RY COODER, My Name is Buddy (Nonesuch): Cooder follows 2005’s brilliantly kaleidoscopic street opera “Chavez Ravine” with folksier commentary, weaving together folk, blues, soul, bluegrass, conjunto and jazz threads in songs augmented in liner notes by mini-folk tales and Vincent Valdez’s black-and-white illustrations. The titular character’s a red cat whose hard-times rambles draw inescapable comparisons between Depression-era politics and contemporary conflicts; symbolism occasionally gets heavy-handed (e.g., “J. Edgar,” about a pig). Humor makes more effective points on “One Cat, One Vote, One Beer,” though longtime compadres like Van Dyke Parks, Jim Keltner, Flaco Jimenez, Mike and Pete Seeger, mandolinist Roland White, soul singers Terry Evans and Bobby King keep things interesting.
THE ROCHES, Moonswept (429 Records): Perennially spun in East Coast college dorms alongside Dylan, Joni and the Dead, the harmonious siblings return after a decade’s hiatus to warble tunefully about love, family and connection. “It’s the simple thing that matters,” Suzzy proclaims in “Us Little Kids.” Newcomers may crave more edge, though longtime fans will embrace their tartly smooth blend. Lucy Wainwright Roche’s bittersweet “Long Before” bodes well for the future, but Paranoid Larry’s “Jesus Shaves” and “No Shoes” best emblemize the Roches’ mix of whimsy and heart: “I had no butt and I complained about it all until I met a man who had no balls.” In stores Tuesday.

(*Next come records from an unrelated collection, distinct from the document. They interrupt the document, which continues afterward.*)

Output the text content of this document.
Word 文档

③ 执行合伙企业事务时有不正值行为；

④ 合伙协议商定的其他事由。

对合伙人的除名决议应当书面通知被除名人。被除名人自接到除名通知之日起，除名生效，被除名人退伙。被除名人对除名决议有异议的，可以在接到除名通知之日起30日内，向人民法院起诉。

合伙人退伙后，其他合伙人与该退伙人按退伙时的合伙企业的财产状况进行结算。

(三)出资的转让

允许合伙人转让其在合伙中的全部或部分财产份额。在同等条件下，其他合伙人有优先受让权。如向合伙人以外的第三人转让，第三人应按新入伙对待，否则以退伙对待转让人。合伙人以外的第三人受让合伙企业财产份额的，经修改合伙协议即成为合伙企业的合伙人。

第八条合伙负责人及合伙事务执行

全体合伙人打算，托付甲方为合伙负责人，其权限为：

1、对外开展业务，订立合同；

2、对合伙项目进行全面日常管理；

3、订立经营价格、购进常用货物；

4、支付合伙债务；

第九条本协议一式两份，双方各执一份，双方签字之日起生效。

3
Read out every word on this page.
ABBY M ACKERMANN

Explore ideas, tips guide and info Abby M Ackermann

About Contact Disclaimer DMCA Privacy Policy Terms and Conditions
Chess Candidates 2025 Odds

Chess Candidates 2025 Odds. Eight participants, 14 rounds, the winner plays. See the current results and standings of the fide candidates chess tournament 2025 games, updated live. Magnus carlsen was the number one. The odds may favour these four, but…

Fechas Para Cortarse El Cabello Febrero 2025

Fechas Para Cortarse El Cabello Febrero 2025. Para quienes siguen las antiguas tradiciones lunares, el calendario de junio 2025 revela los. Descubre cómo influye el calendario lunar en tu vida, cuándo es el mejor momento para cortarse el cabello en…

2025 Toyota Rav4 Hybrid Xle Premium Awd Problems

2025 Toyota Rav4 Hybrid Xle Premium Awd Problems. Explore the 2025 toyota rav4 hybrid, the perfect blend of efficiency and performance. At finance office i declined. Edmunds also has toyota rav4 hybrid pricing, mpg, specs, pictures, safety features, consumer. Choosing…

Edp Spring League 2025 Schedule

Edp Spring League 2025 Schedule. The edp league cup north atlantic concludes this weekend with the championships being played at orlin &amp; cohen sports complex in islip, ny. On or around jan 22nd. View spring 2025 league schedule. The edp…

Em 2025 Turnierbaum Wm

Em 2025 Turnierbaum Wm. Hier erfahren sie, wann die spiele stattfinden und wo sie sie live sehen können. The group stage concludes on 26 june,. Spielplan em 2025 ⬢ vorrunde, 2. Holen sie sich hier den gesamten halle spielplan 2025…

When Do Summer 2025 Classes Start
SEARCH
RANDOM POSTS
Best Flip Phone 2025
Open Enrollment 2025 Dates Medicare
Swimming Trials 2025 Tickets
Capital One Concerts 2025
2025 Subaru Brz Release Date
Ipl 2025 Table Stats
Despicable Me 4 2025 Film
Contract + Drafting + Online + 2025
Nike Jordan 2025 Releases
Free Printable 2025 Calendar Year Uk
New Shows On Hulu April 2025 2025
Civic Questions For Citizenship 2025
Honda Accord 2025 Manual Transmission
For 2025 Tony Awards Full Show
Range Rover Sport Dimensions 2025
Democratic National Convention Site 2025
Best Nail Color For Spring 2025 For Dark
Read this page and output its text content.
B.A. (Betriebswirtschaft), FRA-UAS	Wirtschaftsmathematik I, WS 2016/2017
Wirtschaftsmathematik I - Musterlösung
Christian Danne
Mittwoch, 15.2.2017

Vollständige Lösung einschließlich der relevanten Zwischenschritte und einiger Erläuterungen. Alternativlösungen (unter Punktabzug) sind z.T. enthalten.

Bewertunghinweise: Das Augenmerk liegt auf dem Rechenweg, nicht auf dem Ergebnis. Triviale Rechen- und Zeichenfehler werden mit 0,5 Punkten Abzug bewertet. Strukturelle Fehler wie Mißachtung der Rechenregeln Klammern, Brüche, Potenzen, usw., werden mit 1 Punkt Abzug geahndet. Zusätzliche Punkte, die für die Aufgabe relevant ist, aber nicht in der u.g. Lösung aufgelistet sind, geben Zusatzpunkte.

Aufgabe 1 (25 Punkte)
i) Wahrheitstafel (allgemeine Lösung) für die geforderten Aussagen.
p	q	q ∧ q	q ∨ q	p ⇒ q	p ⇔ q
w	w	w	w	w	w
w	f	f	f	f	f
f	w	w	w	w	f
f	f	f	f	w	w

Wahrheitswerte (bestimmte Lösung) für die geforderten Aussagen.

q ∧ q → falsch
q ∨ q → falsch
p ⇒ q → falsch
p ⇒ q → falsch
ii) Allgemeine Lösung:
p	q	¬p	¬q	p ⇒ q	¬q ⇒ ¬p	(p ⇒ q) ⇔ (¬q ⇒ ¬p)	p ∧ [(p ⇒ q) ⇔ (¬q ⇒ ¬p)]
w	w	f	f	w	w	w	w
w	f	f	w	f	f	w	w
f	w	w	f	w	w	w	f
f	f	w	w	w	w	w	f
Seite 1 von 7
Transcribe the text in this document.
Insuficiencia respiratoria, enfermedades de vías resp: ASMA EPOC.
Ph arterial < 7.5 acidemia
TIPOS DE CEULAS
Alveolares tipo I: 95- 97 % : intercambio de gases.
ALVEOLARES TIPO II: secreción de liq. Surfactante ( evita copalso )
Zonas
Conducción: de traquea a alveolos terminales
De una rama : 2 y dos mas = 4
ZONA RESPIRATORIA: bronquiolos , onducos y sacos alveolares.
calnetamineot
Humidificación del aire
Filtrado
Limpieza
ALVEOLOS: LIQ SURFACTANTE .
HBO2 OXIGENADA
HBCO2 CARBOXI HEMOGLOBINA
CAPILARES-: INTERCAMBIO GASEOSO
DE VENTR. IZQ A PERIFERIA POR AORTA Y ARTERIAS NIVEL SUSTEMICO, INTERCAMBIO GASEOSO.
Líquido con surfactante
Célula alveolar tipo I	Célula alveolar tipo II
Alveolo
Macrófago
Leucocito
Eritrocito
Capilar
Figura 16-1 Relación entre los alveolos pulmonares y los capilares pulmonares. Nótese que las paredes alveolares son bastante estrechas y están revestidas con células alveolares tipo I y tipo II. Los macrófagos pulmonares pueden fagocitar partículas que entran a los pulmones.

JIMMY MCINTOSH, Orleans to London (Arizona Club): Veteran axe slinger McIntosh trades some funky, rocking leads with Rolling Stone Ron Wood and “Hot Rod” Jeff Beck on this mostly instrumental treat for guitar geeks. Art, Cyril and Ivan Neville also add to the party, with Ivan’s soulful vocals making the overworked metaphor of “It Was a Virus” sound a whole lot better than it deserves. Forty-five percent of CD sales profits will reportedly help the Neville family recoup losses sustained during Hurricane Katrina.